= Hyfaidd ap Bleddri =

King of Dyfed (c. 830–c. 892)

Hyfaidd ap Bleddri (Hyfaidd son of Bleddri) (c. 830 – c. 892) was a king of Dyfed.

The Triad 68 - "Three Kings who Sprang from Villeins" - in the Red Book of Hergest (which dates from the fourteenth century), lists Hyfaidd among their number, meaning that his father Bleddri or Bledrig was considered to have been a serf rather than a member of Dyfed's old royal family claiming descent from Aed Brosc. Hyfaidd's mother was supposed to be Tangwystl, a daughter of the earlier King Owain ap Maredudd.

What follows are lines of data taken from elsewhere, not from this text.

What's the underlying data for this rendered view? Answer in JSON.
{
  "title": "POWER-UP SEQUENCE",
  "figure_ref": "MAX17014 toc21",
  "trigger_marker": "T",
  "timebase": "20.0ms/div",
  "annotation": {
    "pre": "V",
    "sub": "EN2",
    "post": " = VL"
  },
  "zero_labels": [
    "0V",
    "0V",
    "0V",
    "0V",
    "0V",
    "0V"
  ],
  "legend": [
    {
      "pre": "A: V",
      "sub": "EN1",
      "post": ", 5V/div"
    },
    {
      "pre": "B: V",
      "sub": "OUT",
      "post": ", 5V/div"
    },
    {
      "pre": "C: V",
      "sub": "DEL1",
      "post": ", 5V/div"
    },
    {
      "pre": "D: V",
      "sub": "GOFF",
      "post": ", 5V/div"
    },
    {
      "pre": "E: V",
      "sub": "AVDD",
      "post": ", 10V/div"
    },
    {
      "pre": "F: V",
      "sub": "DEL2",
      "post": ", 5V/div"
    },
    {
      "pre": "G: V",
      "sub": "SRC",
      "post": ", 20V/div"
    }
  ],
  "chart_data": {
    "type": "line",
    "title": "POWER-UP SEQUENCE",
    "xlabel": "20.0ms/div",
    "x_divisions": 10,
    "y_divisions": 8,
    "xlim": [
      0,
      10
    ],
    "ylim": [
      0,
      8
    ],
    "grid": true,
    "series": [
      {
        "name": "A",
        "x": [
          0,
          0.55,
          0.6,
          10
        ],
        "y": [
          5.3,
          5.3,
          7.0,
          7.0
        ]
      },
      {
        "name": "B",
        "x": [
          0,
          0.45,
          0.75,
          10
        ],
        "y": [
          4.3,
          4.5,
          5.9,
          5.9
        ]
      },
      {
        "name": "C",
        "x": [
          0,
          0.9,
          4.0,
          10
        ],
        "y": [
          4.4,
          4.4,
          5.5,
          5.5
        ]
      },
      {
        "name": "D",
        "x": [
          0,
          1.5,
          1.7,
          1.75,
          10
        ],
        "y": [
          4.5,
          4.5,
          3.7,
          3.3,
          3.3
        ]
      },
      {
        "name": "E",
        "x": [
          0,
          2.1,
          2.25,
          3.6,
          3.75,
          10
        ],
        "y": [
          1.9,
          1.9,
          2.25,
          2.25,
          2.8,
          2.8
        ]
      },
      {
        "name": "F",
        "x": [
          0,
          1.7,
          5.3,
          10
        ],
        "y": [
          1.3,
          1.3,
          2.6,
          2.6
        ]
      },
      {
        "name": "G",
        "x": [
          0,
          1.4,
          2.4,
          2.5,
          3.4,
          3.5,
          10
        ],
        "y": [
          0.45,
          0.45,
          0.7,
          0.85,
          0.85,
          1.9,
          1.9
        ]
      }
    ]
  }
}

T. Charles-Edwards argues that Hyfaidd was responsible for consolidating the lands that would later become Deheubarth, annexing Ystrad Tywi and possibly Ceredigion into Dyfed before his death in around 892. Hyfaidd was said to have oppressed the clerics of Meneva (modern St. David's) and exiled Bishop Nobis, earning him the enmity of Nobis's kinsman, the historian Asser, Bishop of Sherborne.

Although later Welsh histories made Hywel Dda's inheritance of Dyfed a peaceful affair brought about by his marriage to Hyfaidd's granddaughter Elen (d. 929) and the extinction of Hyfaidd's male line, Asser's more contemporary Life of King Alfred reports that Dyfed or Brycheiniog both fell under sustained attack from Hywel's uncle Anarawd and father Cadell. The expansionist policies of the sons of Rhodri Mawr meant that Kings Hyfaidd and Elise ap Tewdur of Brycheiniog both submitted to King Alfred of Wessex's overlordship in exchange for his protection.

Hyfaidd's sons Llywarch and Rhodri reigned after him, but were both dead by 905, both likely due to warfare. Rhodri ap Hyfaidd was killed by beheading in Arwystli. The kingdom of Dyfed was soon lost to Cadell's son Hywel who consolidated his realms as Deheubarth.